According to activist and fundraiser Dan Pallotta, philanthropy is not working because nonprofit organizations are held to different standards than for-profit companies.
5 Market Discriminations Against Charitable Organizations
The deck is stacked, and not in favor of nonprofits. Pallotta explains how the origins of sector discrimination in the United States started 400 years ago with the Puritans who were known for their pursuit of wealth. But being Calvinists, the Puritans also believed that greed was a sin. Thus the concept of charity – or penance for making money – was born.
In his 2013 TED Talk, “The Way We Think About Charity Is Dead Wrong,” Pallota cites several major differences between the nonprofit and for-profit rule books.
The message here is that it’s okay for the for-profit world to make millions of dollars creating goods and services that do not help others, but it’s greedy if nonprofit sector employees earn a decent salary working just as hard to serve others.

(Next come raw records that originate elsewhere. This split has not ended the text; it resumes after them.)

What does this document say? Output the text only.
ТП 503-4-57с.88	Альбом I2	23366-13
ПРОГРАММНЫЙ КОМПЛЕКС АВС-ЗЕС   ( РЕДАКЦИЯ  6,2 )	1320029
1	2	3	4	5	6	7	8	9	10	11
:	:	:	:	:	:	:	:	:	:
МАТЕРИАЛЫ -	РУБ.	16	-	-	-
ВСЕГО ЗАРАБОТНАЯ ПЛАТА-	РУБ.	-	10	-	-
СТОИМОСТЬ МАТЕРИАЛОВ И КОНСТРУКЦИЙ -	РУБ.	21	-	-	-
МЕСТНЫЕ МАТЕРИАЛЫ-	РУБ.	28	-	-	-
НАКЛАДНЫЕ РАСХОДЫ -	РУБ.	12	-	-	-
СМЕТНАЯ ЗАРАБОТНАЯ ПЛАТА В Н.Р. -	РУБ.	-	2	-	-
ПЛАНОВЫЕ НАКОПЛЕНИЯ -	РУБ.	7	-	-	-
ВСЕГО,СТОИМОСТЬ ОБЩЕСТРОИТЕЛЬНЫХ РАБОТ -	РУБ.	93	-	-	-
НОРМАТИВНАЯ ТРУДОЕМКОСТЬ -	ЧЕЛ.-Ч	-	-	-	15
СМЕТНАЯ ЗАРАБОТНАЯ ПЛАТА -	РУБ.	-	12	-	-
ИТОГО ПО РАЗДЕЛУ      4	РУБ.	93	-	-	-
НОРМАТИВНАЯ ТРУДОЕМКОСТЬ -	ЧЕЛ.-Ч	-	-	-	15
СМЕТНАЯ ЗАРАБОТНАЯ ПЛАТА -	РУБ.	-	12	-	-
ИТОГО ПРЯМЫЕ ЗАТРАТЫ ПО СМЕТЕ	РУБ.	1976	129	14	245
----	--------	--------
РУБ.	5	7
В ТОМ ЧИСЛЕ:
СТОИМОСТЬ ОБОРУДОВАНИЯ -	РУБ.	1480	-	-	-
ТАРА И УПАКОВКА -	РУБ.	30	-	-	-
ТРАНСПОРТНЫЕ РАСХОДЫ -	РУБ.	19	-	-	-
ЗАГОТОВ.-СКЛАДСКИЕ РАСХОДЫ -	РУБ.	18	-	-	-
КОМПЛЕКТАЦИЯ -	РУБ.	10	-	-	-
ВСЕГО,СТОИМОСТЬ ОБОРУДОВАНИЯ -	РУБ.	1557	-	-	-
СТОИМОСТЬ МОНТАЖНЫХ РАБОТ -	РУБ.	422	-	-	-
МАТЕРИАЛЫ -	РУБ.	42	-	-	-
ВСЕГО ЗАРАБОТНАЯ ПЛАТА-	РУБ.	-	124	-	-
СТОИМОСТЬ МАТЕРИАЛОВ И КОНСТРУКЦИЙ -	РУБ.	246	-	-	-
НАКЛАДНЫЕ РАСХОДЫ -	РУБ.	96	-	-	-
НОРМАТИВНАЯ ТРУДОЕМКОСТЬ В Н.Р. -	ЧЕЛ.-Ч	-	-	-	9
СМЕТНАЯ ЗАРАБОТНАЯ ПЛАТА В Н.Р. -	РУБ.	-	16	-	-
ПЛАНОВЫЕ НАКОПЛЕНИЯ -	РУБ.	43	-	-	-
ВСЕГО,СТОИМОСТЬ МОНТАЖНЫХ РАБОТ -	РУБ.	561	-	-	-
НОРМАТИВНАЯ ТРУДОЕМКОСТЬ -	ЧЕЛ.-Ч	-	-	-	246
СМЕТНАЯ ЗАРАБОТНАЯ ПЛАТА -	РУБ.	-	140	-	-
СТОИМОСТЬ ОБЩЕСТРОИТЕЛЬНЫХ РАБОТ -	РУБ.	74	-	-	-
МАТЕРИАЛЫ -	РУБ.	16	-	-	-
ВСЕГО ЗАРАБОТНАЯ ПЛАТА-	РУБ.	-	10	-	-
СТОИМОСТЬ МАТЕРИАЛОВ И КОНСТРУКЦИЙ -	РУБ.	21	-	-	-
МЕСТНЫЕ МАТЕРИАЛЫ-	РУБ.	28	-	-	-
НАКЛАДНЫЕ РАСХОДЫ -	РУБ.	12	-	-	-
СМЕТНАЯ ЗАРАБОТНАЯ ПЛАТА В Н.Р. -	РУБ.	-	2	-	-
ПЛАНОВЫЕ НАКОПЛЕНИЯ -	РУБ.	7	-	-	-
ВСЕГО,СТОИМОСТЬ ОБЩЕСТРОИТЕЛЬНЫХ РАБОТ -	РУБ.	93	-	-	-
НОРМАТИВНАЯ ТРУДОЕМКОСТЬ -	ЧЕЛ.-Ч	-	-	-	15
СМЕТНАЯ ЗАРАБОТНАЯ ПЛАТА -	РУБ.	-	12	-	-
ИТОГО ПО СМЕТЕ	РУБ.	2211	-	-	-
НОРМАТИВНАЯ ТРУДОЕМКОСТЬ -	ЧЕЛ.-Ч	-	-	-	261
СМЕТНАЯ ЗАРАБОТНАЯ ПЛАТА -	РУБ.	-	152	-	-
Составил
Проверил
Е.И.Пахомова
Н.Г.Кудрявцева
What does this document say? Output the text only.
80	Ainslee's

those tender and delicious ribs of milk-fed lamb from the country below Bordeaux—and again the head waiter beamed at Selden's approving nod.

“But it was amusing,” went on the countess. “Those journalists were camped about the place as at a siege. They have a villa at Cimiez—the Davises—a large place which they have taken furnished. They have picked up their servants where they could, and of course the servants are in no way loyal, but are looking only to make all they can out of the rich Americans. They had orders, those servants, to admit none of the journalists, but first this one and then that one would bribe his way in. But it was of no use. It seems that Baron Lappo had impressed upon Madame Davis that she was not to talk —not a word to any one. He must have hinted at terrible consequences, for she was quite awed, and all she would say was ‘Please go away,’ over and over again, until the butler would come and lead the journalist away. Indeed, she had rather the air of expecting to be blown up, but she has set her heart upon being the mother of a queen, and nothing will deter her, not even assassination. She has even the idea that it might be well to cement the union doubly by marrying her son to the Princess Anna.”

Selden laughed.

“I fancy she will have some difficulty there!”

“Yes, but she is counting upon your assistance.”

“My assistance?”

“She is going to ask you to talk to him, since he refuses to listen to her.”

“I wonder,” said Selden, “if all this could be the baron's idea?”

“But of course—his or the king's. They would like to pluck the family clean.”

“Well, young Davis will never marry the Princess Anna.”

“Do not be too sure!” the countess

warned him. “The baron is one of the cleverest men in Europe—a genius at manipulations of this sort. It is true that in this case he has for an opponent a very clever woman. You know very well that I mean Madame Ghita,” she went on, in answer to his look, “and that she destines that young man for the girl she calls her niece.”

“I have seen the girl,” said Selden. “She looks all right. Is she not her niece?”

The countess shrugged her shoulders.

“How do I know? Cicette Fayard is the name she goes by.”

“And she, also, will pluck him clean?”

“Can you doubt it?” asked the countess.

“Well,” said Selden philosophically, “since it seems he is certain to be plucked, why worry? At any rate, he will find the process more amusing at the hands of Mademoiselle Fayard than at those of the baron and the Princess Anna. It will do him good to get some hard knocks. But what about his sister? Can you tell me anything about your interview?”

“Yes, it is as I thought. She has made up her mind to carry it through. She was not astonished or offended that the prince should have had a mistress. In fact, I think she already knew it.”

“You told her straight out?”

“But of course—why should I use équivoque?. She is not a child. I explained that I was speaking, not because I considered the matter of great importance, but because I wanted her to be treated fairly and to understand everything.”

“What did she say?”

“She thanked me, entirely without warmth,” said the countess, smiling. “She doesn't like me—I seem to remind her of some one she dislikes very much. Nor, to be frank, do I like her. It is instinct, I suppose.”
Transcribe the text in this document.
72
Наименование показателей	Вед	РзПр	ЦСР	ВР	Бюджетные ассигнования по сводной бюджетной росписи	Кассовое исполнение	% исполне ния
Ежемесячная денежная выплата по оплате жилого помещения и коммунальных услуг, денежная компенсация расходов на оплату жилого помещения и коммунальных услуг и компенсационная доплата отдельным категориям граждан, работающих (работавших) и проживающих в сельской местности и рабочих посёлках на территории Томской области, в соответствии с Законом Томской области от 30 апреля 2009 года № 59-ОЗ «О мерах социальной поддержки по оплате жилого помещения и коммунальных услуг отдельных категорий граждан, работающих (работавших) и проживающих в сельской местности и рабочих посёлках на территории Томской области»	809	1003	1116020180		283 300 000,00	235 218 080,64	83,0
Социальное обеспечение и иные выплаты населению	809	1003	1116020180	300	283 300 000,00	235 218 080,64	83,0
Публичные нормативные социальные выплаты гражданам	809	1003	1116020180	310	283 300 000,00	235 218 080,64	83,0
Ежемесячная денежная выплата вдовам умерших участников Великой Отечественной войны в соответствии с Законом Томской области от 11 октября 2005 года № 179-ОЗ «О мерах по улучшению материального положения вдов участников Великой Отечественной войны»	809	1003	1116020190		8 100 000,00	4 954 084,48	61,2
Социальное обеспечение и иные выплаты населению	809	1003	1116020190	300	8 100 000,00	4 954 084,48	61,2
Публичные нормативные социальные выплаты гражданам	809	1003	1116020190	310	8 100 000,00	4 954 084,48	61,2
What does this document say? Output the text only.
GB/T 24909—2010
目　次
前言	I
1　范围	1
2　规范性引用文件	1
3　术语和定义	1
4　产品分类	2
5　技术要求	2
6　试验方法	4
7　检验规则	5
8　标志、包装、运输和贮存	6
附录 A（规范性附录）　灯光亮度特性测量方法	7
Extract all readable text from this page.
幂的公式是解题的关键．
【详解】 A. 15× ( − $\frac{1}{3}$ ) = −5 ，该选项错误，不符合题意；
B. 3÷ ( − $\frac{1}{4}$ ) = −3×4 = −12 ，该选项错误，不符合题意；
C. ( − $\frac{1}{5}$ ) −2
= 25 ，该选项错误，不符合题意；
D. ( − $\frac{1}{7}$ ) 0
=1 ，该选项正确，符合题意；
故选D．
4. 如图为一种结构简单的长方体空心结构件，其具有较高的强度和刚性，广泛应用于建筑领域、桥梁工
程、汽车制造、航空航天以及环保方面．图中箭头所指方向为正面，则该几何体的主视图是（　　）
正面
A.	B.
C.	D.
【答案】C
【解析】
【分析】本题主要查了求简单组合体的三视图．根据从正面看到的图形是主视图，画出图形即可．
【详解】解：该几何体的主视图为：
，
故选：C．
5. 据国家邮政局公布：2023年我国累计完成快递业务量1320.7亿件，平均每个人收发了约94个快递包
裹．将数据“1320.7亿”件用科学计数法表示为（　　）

A 2017 survey by BusinessWeek looked at compensation packages for MBAs and found that the median salary and bonus for a Stanford alumnus ten years post-graduation was $400,000 dollars, compared to the average compensation of a medical charity CEO ($233,000) and a Hunger Charity CEO ($84,000). What message are we sending up-and-coming talent who are choosing career paths based largely on the incentive of pay?
Advertising and Marketing
For-profit companies have no qualms about spending advertising and marketing dollars when launching a product or service. They play by the rules that an upfront investment in promotional dollars will reap downstream revenue. But the reality in the nonprofit market is that money spent on advertising is money not spent on programs.
Risk taking in pursuit of revenue-generating ideas
Employees in for-profit companies are rewarded for taking risks in the pursuit of innovation. In stark contrast, many nonprofit cultures breed fear when it comes to thinking (and moving) outside the box. In these environments, investment in risk is not encouraged because uncertainty trumps potential. When 2020 forced many companies to pivot, we saw how dangerous this attitude can be.
For-profit organizations know that product planning takes time. They know that success for any new program or initiative can be years in the making. Nonprofits see themselves as not having time, even for research.
Profit to attract risk capital
And as a final nail in the coffin, the nonprofit world does not enjoy the luxury of a stock market to fund any risky, time-intensive, well-promoted business idea – even if such a thing existed in our sector.
Implications for Nonprofit Talent Development
The nonprofit sector has come to accept that overhead – such as money spent on staff or fundraising – is a waste. This belief leads to an under-investment in talent and development. The reality, however, is that an investment in people is exactly what will drive the results that your service-oriented agency so desperately wants to achieve.
Pallotta ends his 2013 TED Talk with this charge to his audience: “Our generation does not want its epithet to read, ‘We kept charity overhead low.’ We want it to read, ‘We changed the world, and part of the way we did that was by changing the way we think about these things.’”
What are you doing to change the conversation in your organization?